I just got started with Nengo, and I am messing around with the Nengo-DL LMU examples and i wanted to try using Keras with NengoDL to achieve implementation of bidirectional LMU.
I hoped that it would be as easy as using
nengo_dl.TensorNode as shown here
but it doesnt seem to be the case, what is the intended way to achieve something like this?
Maybe I could just add another LMUCell that works with reversed input, basically implementing the bidirectionality myself?
Thx in advance
Bidirectional layers should work with TensorNodes. When you say “it doesnt seem to be the case”, could you be more specific about what isn’t working the way you’d expect?

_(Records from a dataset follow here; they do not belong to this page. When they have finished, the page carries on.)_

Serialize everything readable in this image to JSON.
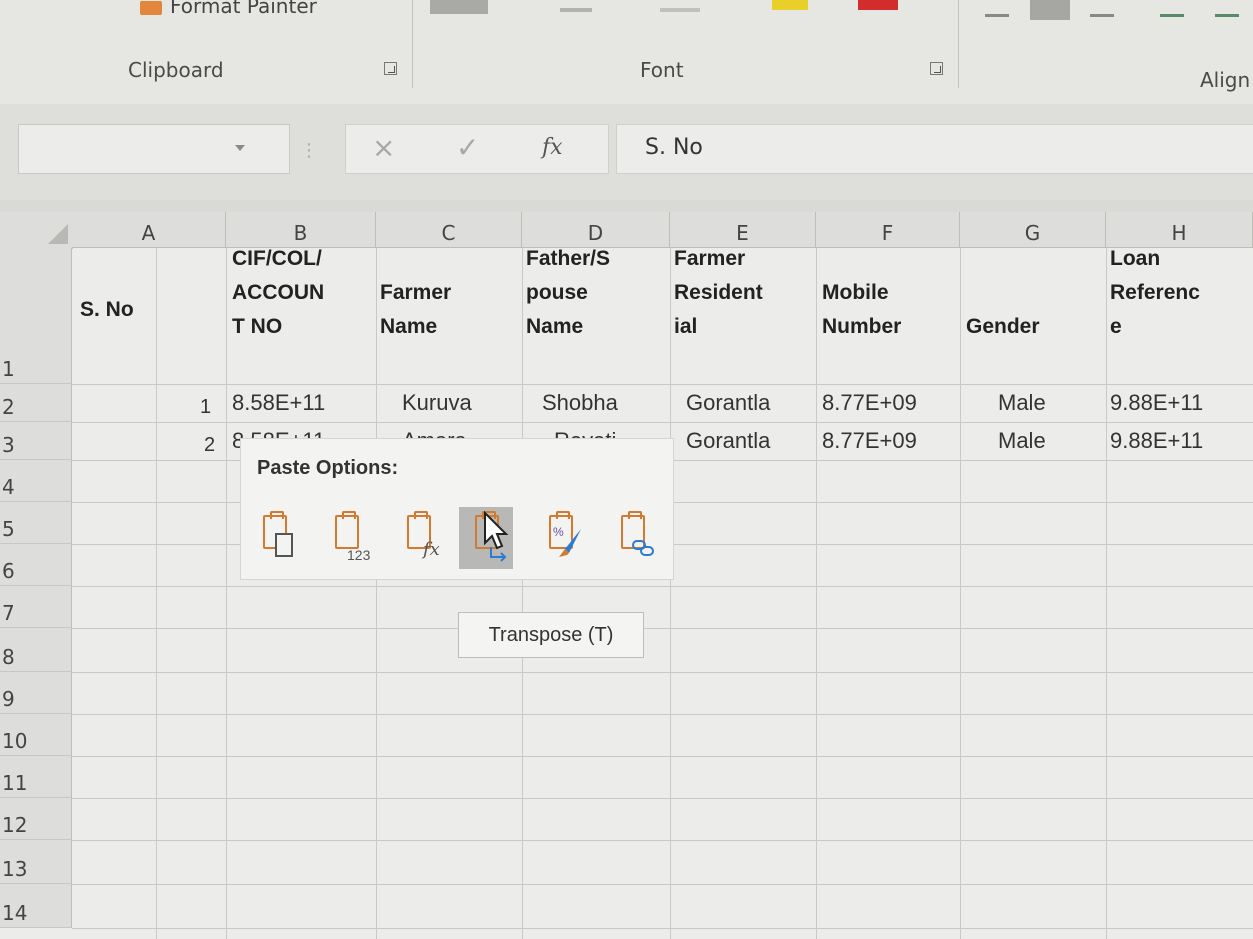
{
  "ribbon": {
    "format_painter": "Format Painter",
    "groups": [
      "Clipboard",
      "Font",
      "Align"
    ]
  },
  "formula_bar": {
    "name_box": "",
    "cancel_icon": "×",
    "enter_icon": "✓",
    "fx_label": "fx",
    "content": "S. No"
  },
  "columns": [
    "A",
    "B",
    "C",
    "D",
    "E",
    "F",
    "G",
    "H"
  ],
  "rows": [
    "1",
    "2",
    "3",
    "4",
    "5",
    "6",
    "7",
    "8",
    "9",
    "10",
    "11",
    "12",
    "13",
    "14"
  ],
  "header_row": {
    "a": [
      "S. No"
    ],
    "b": [
      "CIF/COL/",
      "ACCOUN",
      "T NO"
    ],
    "c": [
      "Farmer",
      "Name"
    ],
    "d": [
      "Father/S",
      "pouse",
      "Name"
    ],
    "e": [
      "Farmer",
      "Resident",
      "ial"
    ],
    "f": [
      "Mobile",
      "Number"
    ],
    "g": [
      "Gender"
    ],
    "h": [
      "Loan",
      "Referenc",
      "e"
    ]
  },
  "data_rows": [
    {
      "sno": "1",
      "account": "8.58E+11",
      "farmer": "Kuruva",
      "spouse": "Shobha",
      "residential": "Gorantla",
      "mobile": "8.77E+09",
      "gender": "Male",
      "loan": "9.88E+11"
    },
    {
      "sno": "2",
      "account": "8.58E+11",
      "farmer": "Amara",
      "spouse": "Revati",
      "residential": "Gorantla",
      "mobile": "8.77E+09",
      "gender": "Male",
      "loan": "9.88E+11"
    }
  ],
  "paste_options": {
    "title": "Paste Options:",
    "items": [
      {
        "name": "paste",
        "tag": ""
      },
      {
        "name": "values",
        "tag": "123"
      },
      {
        "name": "formulas",
        "tag": "fx"
      },
      {
        "name": "transpose",
        "tag": ""
      },
      {
        "name": "formatting",
        "tag": "%"
      },
      {
        "name": "paste-link",
        "tag": ""
      }
    ],
    "tooltip": "Transpose (T)"
  },
  "colors": {
    "accent": "#d17a30",
    "grid": "#c9cac6"
  }
}
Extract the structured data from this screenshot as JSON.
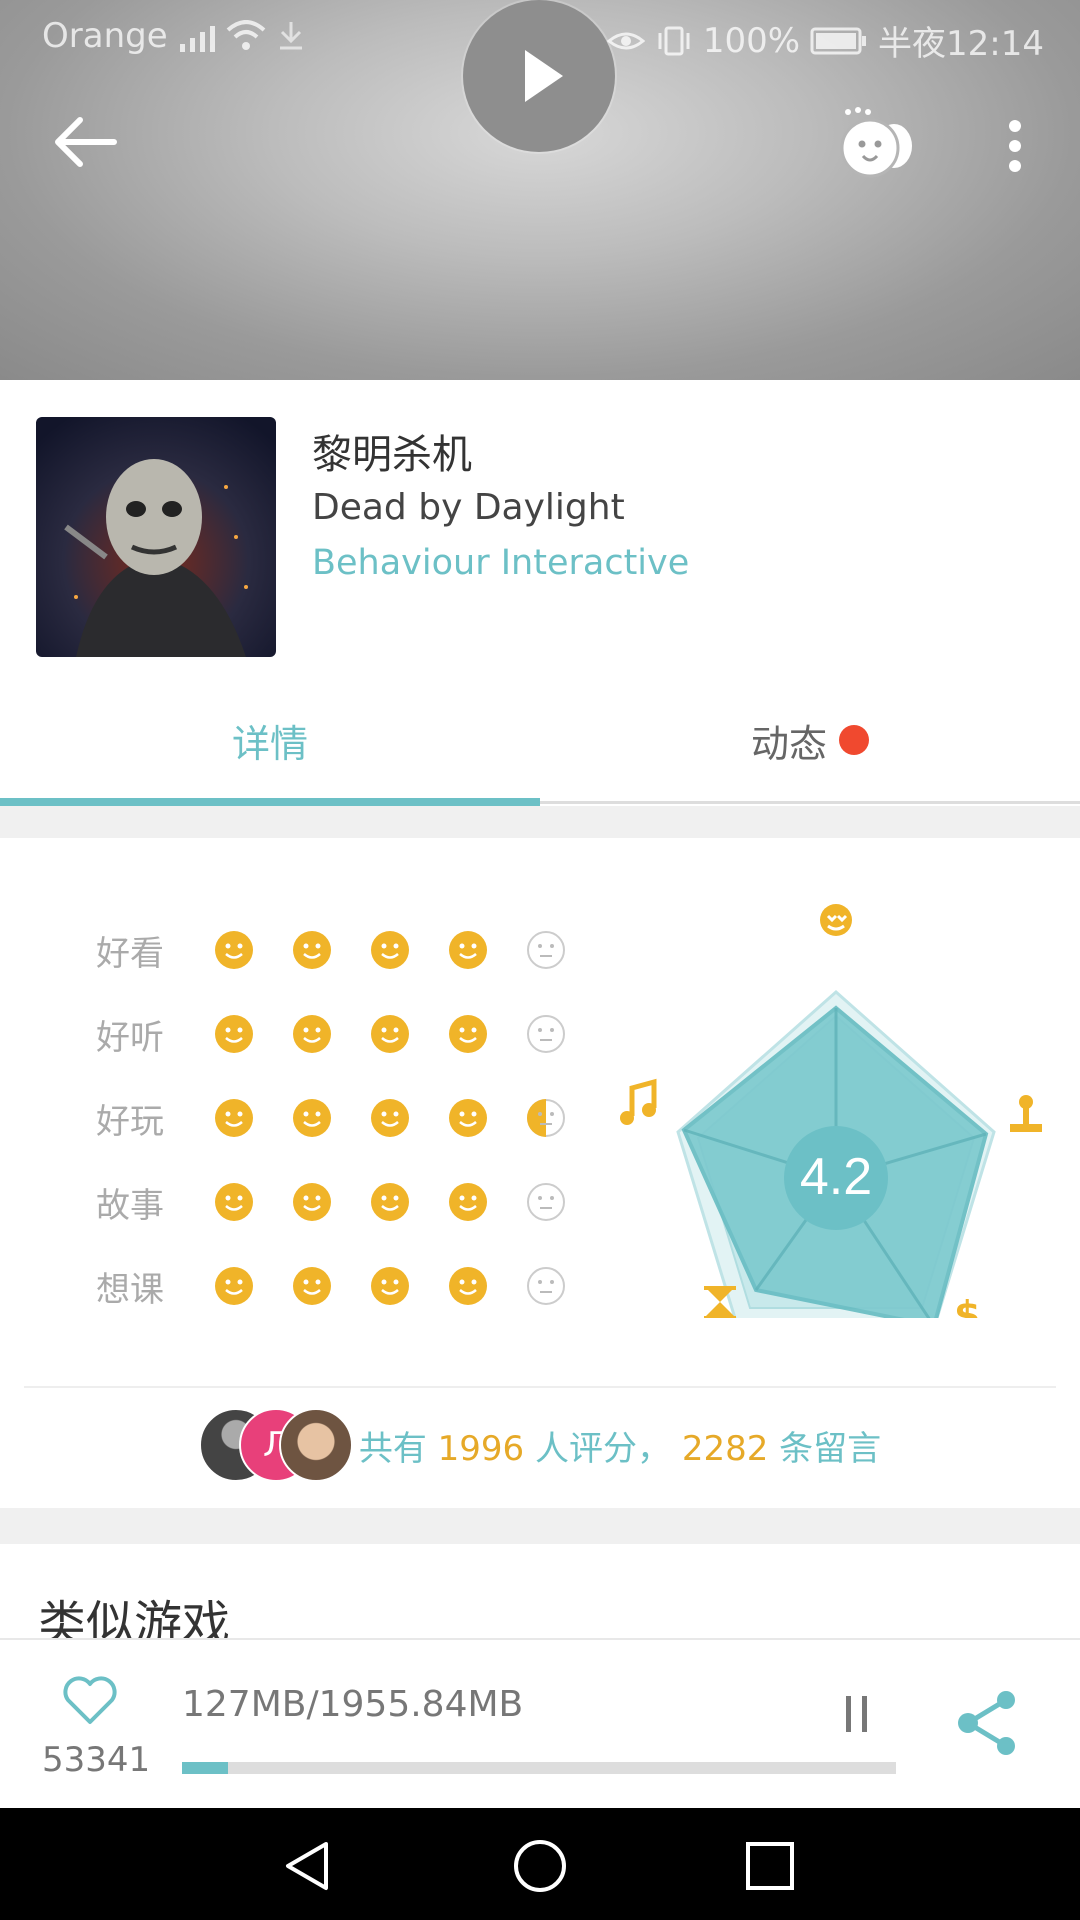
{
  "statusbar": {
    "carrier": "Orange",
    "battery": "100%",
    "time": "半夜12:14"
  },
  "header": {
    "back_icon": "arrow-left-icon",
    "play_icon": "play-icon",
    "emoji_icon": "emoji-chat-icon",
    "more_icon": "more-vertical-icon"
  },
  "game": {
    "title_cn": "黎明杀机",
    "title_en": "Dead by Daylight",
    "developer": "Behaviour Interactive"
  },
  "tabs": [
    {
      "label": "详情",
      "active": true
    },
    {
      "label": "动态",
      "badge": true
    }
  ],
  "ratings": {
    "rows": [
      {
        "label": "好看",
        "score": 4
      },
      {
        "label": "好听",
        "score": 4
      },
      {
        "label": "好玩",
        "score": 4.5
      },
      {
        "label": "故事",
        "score": 4
      },
      {
        "label": "想课",
        "score": 4
      }
    ],
    "overall": "4.2",
    "axis_icons": [
      "love-face-icon",
      "joystick-icon",
      "dollar-icon",
      "hourglass-icon",
      "music-note-icon"
    ]
  },
  "summary": {
    "prefix": "共有 ",
    "raters": "1996",
    "mid": " 人评分， ",
    "comments": "2282",
    "suffix": " 条留言"
  },
  "similar": {
    "title": "类似游戏"
  },
  "bottom": {
    "like_count": "53341",
    "download_size": "127MB/1955.84MB",
    "progress": 0.065
  },
  "colors": {
    "accent": "#6cc0c6",
    "face": "#f0b429",
    "badge": "#f0492f"
  }
}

Here is a simple example demonstrating how it might work
import tensorflow as tf
import numpy as np
train_images = np.zeros((32, 4, 1))
with nengo.Network() as net:
inp = nengo.Node(np.zeros(np.prod(train_images.shape[1:])))
h = nengo_dl.Layer(tf.keras.layers.Bidirectional(tf.keras.layers.LSTM(units=128)))(
inp, shape_in=(train_images.shape, 1)
out = nengo_dl.Layer(tf.keras.layers.Dense(units=10))(h)
p = nengo.Probe(out)
Note that the
Bidirectional Keras implementation only works with Keras layers, so you couldn’t use it with e.g. the
LMUCell implementation in the NengoDL example you mention (which is a Nengo network, not a Keras layer). If you wanted to implement a Bidirectional RNN directly in Nengo then you’d need to do something like manually reversing the input with two
LMUCell Networks, as you suggest.
I see where the problem was bidirectional Keras wrapper is not supposed to work with Nengo layers. Thanks for your answer, do you think developing a bidirectional wrapper similar to the one in Keras in Nengo is be doable/useful?
What is the intented way to reverse the input for a layer, there seems to be no parameter like
in Keras recurrent layers. Is using
function the intended way to do something like this?
so for the LMU example something like this?
with nengo.Network(seed=seed) as net:
# remove some unnecessary features to speed up the training
trainable=None, stateful=False, keep_history=False,
# input node
inp = nengo.Node(np.zeros(train_images.shape[-1]))
# lmu cell
lmu1 = LMUCell(
lmu2 = LMUCell(
conn1 = nengo.Connection(inp, lmu1.x, synapse=None)
conn2 = nengo.Connection(inp, lmu2.x, synapse=None, function=reverse_arr)
net.config[conn1].trainable = False
net.config[conn2].trainable = False
# dense linear readout
out = nengo.Node(size_in=10)
nengo.Connection(lmu1.h, out, transform=nengo_dl.dists.Glorot(), synapse=None)
nengo.Connection(lmu2.h, out, transform=nengo_dl.dists.Glorot(), synapse=None, function=reverse_arr)
# record output. note that we set keep_history=False above, so this will
# only record the output on the last timestep (which is all we need
# on this task)
p = nengo.Probe(out)
I have not worked with bidirectional layers before, but from what I understand, if you are trying to get two duplicate layers to run with reverse input of one another, and then sum their outputs, then what you have should do the trick.